The right-hander is 4-1 with a 2.90 ERA in five career postseason starts, including a win over San Diego in the wild-card round this year that extended the Mets’ season. New York was eliminated the next night.

A four-time All-Star and the 2014 NL Rookie of the Year, deGrom was a ninth-round draft pick by the Mets in 2010 out of Stetson, where he played shortstop before moving to the mound. He was slowed by Tommy John surgery early in his career and didn’t reach the majors until age 26.

Once he arrived, though, he blossomed. He helped the Mets reach the 2015 World Series and earn a 2016 playoff berth before winning consecutive NL Cy Young Awards in 2018 and 2019.

But injuries to his elbow, forearm and shoulder blade have limited him to 26 starts over the past two seasons. He compiled a career-low 1.08 ERA over 92 innings in 2021, but did not pitch after July 7 that year because of arm trouble.

DeGrom is 82-57 with 1,607 strikeouts in 1,326 innings over nine big league seasons. He gets $30 million next year, $40 million in 2024 and 2025, $38 million in 2026 and $37 million in 2027. The deal includes a conditional option for 2028 with no guaranteed money.

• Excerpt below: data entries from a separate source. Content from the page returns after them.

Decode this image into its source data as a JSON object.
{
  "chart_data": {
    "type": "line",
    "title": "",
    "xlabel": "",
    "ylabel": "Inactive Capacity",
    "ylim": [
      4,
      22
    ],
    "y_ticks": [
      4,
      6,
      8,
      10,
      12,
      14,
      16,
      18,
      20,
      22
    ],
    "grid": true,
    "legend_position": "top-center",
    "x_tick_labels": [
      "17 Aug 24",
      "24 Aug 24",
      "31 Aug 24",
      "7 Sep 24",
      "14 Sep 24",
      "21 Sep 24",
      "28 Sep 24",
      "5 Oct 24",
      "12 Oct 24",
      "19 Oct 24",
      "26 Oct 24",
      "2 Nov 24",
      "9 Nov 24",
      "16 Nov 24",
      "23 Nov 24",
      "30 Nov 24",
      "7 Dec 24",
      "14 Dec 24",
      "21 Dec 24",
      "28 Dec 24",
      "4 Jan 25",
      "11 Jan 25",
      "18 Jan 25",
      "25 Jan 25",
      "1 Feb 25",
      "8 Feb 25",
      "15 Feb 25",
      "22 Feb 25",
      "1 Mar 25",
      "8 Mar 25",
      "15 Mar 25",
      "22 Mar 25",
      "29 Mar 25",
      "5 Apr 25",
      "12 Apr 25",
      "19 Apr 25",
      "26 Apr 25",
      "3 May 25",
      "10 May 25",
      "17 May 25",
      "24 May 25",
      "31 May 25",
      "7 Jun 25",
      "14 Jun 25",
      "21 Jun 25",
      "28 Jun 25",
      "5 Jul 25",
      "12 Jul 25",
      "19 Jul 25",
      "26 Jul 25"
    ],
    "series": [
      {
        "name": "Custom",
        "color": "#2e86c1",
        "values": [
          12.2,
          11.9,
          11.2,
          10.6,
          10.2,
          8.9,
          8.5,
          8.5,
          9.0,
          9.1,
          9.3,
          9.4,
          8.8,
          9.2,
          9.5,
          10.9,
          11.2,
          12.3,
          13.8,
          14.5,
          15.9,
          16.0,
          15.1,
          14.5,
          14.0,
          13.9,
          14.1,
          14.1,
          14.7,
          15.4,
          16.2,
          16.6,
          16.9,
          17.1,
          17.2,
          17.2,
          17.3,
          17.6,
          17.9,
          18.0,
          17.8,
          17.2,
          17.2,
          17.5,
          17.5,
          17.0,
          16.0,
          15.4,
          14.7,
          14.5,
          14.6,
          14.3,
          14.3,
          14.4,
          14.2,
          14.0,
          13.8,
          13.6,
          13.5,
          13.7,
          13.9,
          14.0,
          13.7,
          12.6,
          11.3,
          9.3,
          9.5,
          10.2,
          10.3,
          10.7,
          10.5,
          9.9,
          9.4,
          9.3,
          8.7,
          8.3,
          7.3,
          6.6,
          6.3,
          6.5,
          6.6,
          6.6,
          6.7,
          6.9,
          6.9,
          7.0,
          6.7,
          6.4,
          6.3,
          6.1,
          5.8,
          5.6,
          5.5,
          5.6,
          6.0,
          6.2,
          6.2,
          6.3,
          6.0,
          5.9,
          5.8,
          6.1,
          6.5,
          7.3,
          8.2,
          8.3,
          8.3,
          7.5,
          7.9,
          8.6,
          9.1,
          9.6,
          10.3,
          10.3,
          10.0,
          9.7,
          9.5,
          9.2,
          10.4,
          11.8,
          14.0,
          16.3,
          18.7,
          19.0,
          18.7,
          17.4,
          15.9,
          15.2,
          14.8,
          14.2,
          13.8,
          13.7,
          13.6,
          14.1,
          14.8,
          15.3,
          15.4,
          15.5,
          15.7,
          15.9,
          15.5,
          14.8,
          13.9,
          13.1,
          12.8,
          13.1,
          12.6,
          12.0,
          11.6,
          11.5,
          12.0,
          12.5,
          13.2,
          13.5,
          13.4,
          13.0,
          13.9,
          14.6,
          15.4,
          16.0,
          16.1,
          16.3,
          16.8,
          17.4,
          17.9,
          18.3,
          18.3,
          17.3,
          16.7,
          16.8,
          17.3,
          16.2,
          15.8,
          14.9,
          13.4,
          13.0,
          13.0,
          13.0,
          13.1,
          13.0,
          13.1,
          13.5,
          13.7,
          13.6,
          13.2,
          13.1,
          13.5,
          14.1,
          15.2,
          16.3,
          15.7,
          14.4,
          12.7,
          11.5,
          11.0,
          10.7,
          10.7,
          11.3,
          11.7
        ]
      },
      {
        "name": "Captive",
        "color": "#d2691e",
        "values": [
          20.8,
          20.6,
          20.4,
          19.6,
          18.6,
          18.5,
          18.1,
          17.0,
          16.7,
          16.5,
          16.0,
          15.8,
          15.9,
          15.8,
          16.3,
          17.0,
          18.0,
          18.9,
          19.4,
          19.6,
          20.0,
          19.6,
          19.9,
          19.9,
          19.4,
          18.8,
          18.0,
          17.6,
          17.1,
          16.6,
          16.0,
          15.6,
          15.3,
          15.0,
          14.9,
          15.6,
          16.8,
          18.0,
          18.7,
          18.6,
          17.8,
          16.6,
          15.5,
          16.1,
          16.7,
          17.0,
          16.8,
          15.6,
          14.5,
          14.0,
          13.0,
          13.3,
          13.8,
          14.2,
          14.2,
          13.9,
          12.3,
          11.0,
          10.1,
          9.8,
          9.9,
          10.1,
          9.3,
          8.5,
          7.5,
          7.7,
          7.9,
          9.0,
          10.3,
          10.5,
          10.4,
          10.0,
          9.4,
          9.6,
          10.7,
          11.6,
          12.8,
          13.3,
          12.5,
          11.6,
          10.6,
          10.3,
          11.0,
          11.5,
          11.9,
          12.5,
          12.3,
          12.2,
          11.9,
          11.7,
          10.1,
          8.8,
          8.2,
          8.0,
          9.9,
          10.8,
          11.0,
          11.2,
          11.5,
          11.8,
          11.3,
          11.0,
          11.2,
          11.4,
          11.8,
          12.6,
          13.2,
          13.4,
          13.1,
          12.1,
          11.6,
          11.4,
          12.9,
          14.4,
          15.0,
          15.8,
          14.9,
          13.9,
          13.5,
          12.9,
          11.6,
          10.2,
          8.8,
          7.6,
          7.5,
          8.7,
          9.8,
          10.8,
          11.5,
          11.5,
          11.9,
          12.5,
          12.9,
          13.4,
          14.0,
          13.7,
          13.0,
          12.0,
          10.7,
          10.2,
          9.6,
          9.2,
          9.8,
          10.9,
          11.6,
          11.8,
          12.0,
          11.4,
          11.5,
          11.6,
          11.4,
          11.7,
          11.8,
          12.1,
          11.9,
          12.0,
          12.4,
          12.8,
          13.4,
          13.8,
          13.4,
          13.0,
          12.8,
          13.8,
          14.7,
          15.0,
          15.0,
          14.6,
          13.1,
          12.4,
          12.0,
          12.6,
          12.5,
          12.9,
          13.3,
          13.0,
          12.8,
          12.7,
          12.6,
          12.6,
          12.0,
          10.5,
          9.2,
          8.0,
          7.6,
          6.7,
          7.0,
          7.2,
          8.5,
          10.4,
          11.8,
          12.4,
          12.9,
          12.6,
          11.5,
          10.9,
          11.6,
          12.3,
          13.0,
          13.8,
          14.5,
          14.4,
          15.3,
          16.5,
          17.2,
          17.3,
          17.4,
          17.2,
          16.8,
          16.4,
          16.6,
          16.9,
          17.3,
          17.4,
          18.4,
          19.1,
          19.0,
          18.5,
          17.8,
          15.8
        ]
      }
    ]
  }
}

The addition of deGrom gives the Rangers three proven starters along with Gray and Perez, who went 12-8 with a career-best 2.89 ERA in his return to the team that signed him as a teenager out of Venezuela. Young didn’t rule out the addition of another starter.

With several holes on their starting staff, the Mets have shown interest in free agents Justin Verlander and Carlos Rodon to pair with 38-year-old Max Scherzer atop the rotation.

Now, with deGrom gone, signing one of those two could become a much bigger priority.